Block Layer
The block layer is the public API for the Reference FTL and implements an asynchronous block API.
It uses the flash translation layer (FTL) to map user LBAs to device flash addresses. The properties
of a configured QoS Domain are read using SEFBlockGetInfo. The
deferMount
member in struct SEFBlockOption can be set to true
to create a context to quickly access properties without having to perform a full initialization.
I/O
Block I/O is issued by calling SEFBlockIO. It places no restriction on the size of a write, but the SEF Library will break large writes up into multiple smaller writes based on device and operating system limits. There is also no restriction on the size of a read, but large reads will be broken up into smaller reads of contiguous runs of flash addresses. Typically, if data was written with one write, it can be read with one read until it crosses a Super Block boundary. However, after portions are rewritten by the client or have been moved on flash as part of a garbage collection (GC), runs can be shortened. More SEF read requests will be required to read the same data. This is handled automatically by the block layer for the caller.

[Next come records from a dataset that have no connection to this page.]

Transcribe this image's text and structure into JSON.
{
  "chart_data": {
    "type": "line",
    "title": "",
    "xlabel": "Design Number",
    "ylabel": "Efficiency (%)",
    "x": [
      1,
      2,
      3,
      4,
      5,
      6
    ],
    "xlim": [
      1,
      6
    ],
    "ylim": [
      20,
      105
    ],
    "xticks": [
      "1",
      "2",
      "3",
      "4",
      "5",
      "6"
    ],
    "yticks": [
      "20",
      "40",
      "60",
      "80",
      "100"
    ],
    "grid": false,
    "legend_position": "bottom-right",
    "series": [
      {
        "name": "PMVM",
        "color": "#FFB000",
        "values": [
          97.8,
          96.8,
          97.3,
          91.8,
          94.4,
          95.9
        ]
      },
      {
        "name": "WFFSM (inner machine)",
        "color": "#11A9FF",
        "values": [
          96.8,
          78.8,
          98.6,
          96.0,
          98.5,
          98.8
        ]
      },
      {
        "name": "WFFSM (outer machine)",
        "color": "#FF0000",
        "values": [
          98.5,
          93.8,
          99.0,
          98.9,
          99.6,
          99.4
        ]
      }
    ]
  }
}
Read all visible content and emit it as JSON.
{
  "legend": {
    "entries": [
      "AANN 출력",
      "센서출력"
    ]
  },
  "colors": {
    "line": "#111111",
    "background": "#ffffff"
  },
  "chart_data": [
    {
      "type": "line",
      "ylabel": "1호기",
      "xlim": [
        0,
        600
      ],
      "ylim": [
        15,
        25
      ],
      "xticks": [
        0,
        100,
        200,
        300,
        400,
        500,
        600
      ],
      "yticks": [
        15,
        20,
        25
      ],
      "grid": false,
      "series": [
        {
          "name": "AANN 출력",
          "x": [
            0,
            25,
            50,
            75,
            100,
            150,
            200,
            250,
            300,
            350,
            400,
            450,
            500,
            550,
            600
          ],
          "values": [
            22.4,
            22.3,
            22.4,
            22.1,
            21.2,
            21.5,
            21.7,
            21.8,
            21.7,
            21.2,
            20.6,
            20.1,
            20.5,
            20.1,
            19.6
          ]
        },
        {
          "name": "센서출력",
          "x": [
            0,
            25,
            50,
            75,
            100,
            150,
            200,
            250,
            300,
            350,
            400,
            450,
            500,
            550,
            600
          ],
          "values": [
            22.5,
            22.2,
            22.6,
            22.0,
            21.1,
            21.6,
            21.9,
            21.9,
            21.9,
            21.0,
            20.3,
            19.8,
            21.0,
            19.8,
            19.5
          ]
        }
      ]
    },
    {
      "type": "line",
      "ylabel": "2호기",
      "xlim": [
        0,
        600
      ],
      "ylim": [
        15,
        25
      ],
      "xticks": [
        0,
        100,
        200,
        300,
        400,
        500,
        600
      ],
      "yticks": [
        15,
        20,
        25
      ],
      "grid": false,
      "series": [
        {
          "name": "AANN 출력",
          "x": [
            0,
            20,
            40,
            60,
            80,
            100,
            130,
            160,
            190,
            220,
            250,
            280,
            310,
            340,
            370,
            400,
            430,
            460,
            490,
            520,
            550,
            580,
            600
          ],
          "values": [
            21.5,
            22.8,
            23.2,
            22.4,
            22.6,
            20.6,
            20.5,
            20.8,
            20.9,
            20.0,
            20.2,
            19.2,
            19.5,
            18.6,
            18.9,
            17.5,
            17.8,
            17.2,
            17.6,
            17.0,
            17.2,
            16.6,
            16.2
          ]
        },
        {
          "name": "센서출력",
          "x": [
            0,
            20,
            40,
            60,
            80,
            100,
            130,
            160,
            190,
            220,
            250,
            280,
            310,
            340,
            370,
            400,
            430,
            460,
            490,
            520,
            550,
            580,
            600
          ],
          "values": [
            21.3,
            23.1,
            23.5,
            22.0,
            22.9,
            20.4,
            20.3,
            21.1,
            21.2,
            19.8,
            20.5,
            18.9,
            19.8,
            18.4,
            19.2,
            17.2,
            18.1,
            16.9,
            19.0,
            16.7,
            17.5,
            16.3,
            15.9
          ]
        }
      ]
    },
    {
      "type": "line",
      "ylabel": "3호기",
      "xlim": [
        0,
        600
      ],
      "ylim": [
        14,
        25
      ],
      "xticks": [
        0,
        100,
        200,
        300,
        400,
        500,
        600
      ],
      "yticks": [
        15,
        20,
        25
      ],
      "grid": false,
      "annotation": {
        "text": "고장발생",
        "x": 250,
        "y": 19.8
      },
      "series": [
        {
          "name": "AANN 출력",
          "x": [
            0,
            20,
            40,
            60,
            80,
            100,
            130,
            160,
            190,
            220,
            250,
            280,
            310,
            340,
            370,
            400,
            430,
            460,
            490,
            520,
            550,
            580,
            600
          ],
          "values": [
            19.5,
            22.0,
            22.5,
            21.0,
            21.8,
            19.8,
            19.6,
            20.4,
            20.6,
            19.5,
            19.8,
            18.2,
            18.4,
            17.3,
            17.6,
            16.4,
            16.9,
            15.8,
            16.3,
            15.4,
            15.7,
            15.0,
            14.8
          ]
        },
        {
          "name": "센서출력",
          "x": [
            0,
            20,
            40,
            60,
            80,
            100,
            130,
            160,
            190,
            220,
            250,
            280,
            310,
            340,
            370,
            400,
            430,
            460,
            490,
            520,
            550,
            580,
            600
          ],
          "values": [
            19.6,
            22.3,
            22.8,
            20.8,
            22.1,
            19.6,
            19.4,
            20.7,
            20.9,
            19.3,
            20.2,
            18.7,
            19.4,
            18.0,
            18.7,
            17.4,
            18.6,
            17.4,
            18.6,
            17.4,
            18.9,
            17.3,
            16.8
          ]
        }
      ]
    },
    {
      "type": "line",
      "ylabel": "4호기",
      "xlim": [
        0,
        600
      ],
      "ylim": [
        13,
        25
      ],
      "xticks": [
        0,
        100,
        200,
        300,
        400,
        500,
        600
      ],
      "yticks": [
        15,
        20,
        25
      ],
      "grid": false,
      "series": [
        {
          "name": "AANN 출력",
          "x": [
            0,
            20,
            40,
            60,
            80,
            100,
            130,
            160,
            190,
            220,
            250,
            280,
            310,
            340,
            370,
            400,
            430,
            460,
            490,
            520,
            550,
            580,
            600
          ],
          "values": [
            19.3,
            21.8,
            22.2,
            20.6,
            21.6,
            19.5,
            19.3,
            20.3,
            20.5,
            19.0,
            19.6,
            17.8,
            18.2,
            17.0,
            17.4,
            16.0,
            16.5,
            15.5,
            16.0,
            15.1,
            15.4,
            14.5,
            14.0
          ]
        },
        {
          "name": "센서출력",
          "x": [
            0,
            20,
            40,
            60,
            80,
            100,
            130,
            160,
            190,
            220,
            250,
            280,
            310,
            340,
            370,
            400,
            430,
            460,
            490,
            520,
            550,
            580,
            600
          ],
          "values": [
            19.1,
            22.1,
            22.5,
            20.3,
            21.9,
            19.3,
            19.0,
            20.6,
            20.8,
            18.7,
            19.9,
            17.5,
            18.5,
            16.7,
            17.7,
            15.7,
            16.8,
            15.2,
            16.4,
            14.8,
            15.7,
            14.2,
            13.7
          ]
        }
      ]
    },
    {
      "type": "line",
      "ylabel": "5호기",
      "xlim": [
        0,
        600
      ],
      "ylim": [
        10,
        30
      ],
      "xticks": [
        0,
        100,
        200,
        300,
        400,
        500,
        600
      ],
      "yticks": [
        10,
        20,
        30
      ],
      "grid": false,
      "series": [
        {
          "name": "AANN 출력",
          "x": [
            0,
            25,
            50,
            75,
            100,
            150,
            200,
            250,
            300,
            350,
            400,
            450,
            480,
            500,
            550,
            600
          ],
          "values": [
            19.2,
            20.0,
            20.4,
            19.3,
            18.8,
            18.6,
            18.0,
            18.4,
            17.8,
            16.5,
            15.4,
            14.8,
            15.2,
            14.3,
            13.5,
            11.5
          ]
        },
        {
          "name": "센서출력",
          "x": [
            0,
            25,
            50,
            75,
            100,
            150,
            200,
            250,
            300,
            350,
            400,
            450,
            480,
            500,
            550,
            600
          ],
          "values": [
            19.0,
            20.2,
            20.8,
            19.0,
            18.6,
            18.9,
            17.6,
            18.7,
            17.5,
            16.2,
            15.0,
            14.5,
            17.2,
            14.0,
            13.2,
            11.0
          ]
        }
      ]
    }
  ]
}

As an example, this is a section of the LUT and a newly erased Super Block after two writes. The first was a write to LBA 0 of 3 ADUs in blue and the second was a write to LBA 4 of 3 ADUs in yellow.
Figure 2: Write Example 1
When a client issues a read of LBA 0 through 6, internally the block layer will need to issue 3 calls
to sbmWholeRead()
. The flash addresses are contiguous, but the LBA addresses are not. The
first call will issue a read for LBA0/ADU0 of 3 ADUs, the second call will not issue a read, but
will fill the buffer for LBA 3 with zeros and the third call will issue a read for LBA4/ADU3 of 3
ADUs.
After the gap at LBA 3 is filled by a third write in green to LBA 2 of 3 ADUs, this is how the LUT and Super Block appear:
Figure 3: Write Example 2
The gap at LBA 3 has been filled. ADUs 2 and 3 are colored red because they are unreachable
through the LUT and have been marked as invalid in the Super Block layer. GC skips ADUs
marked as invalid. Another result of the write is the flash addresses are no longer contiguous. A
client reading LBAs 0 through 6 will result in 3 calls to sbmWholeRead()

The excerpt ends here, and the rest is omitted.